BDI-KAS workshop series on 'International Trade'

This session was moderated by Hardy Ostry (Head of European Office, KAS) and Stefan Mair (Member of the Executive Board, BDI).

On 21 March 2017, the 32nd session of the Working Group on International Trade, organized jointly by the European Office of Konrad-Adenauer-Stiftung and the Federal Association of German Industry (BDI) took place. The Working Group on International Trade addresses current issues of trade and investment with significance for the economic future of the European Union and its businesses. With the expertise of our distinguished guest speakers and the discussion among participants our series aims at enriching an open and constructive dialogue among European Institutions as well as other key stakeholders of the European trade and investment community.

Under the title “Perspectives for EU-Russia economic relations in times of Ukraine war, sanctions and Donald Trump” Andreas Metz (Director communications, Committee on Eastern European Economic Relations of German Business), Daniel Gros (Director Department Economy and Finance, Centre for European Policy Studies), and Jane Amilhat (Deputy Head of Unit, DG Trade, European Commission) held a lively debate about the future economic relations between the European Union and Russia against the background of the current political situation.

The participants of the debate coincided regarding the assessment of the status quo of EU-Russia relations.

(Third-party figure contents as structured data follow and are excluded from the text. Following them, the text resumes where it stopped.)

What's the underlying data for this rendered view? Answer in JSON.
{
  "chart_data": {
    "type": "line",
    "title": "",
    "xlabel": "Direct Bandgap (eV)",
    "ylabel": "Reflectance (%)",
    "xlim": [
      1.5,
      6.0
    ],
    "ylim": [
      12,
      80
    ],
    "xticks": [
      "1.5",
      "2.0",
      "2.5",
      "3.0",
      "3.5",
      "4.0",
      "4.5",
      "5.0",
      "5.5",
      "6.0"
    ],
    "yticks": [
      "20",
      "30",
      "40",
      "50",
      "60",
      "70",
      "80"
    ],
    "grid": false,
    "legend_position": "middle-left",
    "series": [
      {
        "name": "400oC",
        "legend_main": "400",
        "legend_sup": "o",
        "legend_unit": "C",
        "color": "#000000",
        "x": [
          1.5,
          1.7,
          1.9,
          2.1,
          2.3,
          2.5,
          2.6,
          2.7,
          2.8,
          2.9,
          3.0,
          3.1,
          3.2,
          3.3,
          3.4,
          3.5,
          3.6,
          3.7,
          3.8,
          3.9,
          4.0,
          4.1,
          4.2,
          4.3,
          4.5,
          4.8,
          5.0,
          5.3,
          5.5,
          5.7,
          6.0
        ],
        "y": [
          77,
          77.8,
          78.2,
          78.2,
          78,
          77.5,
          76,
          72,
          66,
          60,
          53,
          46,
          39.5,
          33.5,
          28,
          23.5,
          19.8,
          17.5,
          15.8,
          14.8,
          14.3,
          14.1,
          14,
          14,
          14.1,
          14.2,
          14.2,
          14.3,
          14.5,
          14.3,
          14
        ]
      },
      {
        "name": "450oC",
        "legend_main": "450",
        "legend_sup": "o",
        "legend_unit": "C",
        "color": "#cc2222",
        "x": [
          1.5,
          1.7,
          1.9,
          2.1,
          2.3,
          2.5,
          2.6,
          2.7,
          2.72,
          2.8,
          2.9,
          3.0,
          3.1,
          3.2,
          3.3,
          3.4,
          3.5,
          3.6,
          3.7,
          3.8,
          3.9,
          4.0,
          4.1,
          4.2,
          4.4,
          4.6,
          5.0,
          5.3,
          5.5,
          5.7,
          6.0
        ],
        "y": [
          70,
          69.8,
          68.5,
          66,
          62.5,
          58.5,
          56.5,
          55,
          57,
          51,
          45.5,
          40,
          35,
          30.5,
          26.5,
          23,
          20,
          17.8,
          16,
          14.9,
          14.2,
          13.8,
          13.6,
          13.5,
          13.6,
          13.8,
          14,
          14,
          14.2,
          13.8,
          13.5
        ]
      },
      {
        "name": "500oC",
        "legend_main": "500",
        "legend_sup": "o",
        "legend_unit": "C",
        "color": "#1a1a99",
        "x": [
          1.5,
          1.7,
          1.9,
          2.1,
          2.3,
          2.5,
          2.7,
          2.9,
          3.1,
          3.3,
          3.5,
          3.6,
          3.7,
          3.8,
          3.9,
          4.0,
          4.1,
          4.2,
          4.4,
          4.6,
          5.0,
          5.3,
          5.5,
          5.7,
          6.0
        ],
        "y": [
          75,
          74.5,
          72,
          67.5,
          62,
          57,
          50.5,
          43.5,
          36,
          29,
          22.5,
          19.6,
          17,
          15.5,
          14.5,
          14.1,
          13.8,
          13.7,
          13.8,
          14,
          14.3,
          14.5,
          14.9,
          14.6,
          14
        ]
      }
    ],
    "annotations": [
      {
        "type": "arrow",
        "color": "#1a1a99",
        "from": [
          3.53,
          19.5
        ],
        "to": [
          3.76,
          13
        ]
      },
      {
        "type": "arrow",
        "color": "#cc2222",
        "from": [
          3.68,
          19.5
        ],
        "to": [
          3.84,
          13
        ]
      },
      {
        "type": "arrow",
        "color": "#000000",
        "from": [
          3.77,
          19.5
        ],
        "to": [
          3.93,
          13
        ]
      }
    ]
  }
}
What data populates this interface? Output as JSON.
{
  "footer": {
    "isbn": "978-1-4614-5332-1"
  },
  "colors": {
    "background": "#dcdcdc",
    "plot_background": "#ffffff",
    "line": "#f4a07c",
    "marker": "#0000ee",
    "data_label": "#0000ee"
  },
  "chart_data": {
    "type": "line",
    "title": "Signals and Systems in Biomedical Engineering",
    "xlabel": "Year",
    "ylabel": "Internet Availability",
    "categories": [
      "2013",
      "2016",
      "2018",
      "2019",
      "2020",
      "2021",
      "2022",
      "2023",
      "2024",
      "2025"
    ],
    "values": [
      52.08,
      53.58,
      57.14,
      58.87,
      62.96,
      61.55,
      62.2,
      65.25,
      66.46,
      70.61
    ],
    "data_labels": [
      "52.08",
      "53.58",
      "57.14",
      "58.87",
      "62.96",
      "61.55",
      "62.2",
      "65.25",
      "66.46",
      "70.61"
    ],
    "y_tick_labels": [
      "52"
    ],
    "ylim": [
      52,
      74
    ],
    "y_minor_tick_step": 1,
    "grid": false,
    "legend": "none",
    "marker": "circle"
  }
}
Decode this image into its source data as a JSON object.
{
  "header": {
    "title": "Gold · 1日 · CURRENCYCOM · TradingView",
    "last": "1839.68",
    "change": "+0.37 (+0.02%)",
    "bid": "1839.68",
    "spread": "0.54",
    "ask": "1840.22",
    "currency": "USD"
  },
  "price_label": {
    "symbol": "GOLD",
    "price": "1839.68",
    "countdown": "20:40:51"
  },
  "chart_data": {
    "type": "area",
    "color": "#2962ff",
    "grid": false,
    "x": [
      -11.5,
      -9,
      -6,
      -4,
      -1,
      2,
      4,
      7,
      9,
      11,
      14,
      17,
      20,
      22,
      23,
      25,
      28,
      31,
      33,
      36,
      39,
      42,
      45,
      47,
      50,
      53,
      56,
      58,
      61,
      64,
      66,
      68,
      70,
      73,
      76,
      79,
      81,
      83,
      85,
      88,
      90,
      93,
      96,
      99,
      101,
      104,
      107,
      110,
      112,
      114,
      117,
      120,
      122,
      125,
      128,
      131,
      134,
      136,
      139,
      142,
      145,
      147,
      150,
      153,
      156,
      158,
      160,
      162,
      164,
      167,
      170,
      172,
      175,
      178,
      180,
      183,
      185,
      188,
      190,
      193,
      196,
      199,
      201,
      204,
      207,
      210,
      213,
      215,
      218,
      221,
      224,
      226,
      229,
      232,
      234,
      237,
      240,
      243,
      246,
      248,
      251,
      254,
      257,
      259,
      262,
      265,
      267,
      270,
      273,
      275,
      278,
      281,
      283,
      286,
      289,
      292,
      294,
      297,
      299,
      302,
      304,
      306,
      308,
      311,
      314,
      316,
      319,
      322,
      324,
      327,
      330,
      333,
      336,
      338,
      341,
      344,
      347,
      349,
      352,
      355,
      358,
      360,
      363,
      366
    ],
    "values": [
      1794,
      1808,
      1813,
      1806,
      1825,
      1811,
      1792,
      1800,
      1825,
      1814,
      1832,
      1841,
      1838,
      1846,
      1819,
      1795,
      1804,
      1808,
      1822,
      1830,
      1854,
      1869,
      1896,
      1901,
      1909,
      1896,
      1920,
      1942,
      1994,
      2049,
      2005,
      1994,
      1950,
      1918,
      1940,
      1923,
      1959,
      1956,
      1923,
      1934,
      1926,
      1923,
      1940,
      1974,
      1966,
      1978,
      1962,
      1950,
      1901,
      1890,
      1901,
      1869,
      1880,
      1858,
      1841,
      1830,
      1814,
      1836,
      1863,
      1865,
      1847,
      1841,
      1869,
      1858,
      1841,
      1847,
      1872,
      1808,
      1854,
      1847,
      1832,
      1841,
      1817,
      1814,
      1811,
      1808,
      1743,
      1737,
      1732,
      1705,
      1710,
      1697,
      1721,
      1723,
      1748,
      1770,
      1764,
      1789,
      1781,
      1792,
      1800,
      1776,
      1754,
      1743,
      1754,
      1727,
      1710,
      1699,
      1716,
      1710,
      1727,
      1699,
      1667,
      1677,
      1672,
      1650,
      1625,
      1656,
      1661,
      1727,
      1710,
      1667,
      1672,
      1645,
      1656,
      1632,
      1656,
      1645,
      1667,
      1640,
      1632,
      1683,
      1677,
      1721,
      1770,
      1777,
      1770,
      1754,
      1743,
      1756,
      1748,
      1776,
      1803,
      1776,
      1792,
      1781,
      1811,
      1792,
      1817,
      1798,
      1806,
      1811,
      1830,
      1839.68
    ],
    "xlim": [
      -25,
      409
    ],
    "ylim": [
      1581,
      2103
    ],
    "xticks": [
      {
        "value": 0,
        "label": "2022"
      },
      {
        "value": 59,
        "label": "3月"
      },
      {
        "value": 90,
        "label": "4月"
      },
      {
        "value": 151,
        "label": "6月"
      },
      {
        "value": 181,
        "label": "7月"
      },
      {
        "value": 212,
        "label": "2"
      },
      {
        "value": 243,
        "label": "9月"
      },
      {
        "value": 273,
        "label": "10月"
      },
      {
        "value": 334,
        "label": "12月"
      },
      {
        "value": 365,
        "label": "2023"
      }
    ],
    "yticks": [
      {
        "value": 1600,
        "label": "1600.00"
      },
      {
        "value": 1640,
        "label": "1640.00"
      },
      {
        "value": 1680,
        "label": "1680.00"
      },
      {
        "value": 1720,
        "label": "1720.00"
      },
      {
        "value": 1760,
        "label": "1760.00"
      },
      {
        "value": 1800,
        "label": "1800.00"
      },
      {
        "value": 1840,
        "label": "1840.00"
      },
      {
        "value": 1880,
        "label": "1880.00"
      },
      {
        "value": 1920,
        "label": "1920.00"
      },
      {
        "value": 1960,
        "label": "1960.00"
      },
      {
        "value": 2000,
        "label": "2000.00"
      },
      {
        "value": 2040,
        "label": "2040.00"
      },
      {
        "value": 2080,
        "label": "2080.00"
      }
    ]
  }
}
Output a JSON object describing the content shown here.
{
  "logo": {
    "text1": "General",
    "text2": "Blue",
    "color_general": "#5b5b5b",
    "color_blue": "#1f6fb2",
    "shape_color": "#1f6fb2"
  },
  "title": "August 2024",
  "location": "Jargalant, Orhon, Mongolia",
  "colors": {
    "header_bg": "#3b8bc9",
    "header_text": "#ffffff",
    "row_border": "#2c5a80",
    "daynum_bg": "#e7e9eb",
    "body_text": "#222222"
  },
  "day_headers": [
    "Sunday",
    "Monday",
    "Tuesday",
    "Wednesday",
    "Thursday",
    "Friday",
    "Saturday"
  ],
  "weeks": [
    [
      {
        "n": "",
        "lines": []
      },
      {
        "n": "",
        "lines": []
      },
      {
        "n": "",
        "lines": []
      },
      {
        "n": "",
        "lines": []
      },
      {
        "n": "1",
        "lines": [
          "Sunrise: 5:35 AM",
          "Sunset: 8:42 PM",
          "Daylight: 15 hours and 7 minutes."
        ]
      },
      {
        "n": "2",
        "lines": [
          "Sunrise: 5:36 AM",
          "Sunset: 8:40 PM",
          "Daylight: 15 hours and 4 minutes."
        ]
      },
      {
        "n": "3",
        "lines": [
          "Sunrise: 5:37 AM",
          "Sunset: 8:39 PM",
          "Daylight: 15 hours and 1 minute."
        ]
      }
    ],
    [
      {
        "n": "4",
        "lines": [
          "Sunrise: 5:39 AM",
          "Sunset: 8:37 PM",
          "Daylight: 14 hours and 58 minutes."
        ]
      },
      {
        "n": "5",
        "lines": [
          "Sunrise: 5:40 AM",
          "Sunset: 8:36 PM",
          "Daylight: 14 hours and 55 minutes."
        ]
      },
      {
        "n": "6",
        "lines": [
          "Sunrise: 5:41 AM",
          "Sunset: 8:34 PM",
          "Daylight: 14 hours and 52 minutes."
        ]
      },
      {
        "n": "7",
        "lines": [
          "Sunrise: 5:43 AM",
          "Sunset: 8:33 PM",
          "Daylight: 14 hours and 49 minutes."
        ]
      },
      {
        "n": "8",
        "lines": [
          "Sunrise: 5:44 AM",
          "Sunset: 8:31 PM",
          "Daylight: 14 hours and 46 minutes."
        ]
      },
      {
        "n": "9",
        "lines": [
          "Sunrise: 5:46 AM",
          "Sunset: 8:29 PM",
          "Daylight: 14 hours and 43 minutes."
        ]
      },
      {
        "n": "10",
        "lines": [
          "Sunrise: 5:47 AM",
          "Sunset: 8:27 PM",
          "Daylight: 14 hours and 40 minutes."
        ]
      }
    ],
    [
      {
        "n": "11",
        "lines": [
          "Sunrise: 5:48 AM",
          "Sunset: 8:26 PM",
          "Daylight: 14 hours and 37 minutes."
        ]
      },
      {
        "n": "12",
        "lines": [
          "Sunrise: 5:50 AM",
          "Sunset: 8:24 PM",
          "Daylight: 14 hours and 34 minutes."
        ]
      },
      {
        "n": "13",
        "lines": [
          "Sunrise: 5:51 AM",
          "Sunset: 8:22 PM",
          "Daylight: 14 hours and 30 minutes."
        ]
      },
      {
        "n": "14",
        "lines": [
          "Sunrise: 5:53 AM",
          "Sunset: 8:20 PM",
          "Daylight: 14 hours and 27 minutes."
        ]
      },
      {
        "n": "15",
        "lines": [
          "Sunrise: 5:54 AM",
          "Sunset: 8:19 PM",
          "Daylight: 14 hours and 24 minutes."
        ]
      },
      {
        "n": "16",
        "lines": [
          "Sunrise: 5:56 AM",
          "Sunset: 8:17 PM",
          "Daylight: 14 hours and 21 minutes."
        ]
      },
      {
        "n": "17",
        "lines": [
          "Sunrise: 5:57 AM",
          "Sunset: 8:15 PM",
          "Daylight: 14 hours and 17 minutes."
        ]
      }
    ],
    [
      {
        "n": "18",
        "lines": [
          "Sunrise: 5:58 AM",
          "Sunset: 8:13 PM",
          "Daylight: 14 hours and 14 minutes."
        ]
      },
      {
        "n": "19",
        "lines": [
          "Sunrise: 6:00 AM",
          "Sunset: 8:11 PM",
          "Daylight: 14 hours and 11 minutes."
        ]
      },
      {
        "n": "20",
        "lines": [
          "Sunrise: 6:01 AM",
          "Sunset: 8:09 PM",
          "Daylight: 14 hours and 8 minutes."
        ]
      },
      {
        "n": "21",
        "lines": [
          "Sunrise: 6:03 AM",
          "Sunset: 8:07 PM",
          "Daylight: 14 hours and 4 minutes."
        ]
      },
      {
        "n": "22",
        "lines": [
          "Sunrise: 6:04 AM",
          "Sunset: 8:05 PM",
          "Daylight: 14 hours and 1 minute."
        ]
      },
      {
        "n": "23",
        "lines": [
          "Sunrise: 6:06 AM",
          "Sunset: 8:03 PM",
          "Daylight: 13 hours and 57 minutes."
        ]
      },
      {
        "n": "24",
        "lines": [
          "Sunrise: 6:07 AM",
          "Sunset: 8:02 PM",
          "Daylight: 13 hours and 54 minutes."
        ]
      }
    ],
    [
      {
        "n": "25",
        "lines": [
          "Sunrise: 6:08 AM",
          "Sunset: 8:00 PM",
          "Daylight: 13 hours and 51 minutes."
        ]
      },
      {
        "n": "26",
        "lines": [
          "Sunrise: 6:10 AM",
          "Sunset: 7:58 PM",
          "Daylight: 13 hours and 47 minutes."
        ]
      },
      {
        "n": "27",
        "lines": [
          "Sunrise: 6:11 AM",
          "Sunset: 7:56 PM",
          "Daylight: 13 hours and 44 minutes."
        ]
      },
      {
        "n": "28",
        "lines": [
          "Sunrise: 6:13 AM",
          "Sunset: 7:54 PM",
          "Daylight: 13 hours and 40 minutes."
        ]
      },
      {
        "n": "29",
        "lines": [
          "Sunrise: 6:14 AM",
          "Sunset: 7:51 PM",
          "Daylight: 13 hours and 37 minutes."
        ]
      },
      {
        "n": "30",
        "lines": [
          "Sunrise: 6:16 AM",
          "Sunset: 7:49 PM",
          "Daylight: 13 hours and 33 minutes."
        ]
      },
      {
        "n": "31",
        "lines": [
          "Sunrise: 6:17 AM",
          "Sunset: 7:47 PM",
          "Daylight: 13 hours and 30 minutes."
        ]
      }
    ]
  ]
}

The participants of the debate agreed that Russia’s current economic problems are not solely triggered by the sanctions of the European Union. Other factors, for instance the oil price and Russia’s protectionist measures, have to be taken into account, too. Russia, which puts far more emphasis on the success of its security policy than on its economic performance, cannot be put under serious pressure by means of economic sanctions.

The working group also provided very revealing contributions concerning a future vision of the economic relations between the European Union and Russia. Our guest speakers expressed the opinion that a change in the operation of the economic relations with the European Union must initially take place within the Russian institutions and society. The European Union will not intervene in Russian internal affairs. However, disagreement existed regarding the possibility of a future dialogue with Russia. On the one hand, the difficult conditions under which the dialogue with Russia takes place were pointed out. It was stated that Brussels had unsuccessfully reached out to Russia in terms of problem solving, which is the reasons why trade disputes are now fought out at the WTO. On the other hand, it was questioned whether European Institutions and organizations of the civil society indeed put enough efforts into the maintenance of the dialogue with their Russian counterparts. To find a suitable mode of communication will be a decisive element for the future of a fruitful economic partnership between Russia and the European Union.